The court’s decision cheered opponents of the Clean Power Plan while casting a pall over the now thrice-weekly gatherings of White House and EPA officials to draft the final version of the rule.
“While the court decision was hardly a resounding defeat, it made clear what was at stake,” said the administration official who participated in the internal discussions.
The court decision was an impetus for a number of changes that softened the rule’s impact on states. In the end, White House officials agreed to extended compliance timelines, giving states an additional two years and increased flexibility to help them meet pollution-cutting targets.

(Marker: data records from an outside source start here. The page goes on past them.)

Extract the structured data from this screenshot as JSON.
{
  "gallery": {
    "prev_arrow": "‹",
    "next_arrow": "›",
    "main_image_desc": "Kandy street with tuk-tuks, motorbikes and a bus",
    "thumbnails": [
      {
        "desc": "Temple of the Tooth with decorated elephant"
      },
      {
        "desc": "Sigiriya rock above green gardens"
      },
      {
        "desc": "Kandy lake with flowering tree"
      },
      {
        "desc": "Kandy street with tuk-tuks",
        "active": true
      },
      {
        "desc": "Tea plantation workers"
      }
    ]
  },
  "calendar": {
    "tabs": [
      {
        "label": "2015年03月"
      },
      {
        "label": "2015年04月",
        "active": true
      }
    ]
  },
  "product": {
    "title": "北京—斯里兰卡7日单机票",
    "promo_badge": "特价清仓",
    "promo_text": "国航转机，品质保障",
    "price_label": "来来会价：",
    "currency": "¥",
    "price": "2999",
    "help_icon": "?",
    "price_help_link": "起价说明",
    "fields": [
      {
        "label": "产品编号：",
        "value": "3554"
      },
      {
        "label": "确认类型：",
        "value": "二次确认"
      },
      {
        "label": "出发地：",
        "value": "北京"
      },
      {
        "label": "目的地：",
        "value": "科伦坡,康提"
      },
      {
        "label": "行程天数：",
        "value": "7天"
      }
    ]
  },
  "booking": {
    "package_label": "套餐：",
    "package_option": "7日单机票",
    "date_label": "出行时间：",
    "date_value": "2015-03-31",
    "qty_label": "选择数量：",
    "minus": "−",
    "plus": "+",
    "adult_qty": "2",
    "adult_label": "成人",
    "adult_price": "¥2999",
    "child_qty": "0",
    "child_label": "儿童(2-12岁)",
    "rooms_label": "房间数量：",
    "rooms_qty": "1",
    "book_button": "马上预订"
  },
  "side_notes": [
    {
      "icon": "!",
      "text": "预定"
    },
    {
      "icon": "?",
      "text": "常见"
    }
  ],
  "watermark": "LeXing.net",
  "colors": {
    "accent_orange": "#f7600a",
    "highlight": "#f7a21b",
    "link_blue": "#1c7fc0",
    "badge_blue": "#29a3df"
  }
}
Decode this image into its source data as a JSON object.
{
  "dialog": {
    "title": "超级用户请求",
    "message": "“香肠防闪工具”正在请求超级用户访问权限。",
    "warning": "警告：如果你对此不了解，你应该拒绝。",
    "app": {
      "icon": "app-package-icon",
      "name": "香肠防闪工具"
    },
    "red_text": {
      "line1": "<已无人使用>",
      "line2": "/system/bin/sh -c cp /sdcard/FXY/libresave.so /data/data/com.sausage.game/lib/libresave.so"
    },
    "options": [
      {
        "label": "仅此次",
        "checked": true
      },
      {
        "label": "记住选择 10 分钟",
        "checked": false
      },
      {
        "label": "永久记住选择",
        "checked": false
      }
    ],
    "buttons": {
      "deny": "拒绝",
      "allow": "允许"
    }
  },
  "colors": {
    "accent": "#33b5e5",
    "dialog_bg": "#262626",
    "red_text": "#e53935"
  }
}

A “safety valve” feature was added so states could appeal for additional extensions if disruptions to the power supply appeared likely. Whole sections of the proposal were cut because of concerns that they made the rule vulnerable to court challenges.
But while the regulation was softened in some ways, it was strengthened in others. Pollution-cutting goals were toughened, and a new Clean Energy Incentive Program was added to reward states for acting quickly to invest in renewable energy. The end result was a rule that was both technically strong and legally solid, said Paul Bledsoe, who was a climate-change aide in the Bill Clinton White House.
“The final regulations clearly show the administration walking a fine line,” Bledsoe said. “For the moment they seem to have struck a remarkable balance, providing a secure position from which to negotiate forcefully with other nations in Paris later this year.”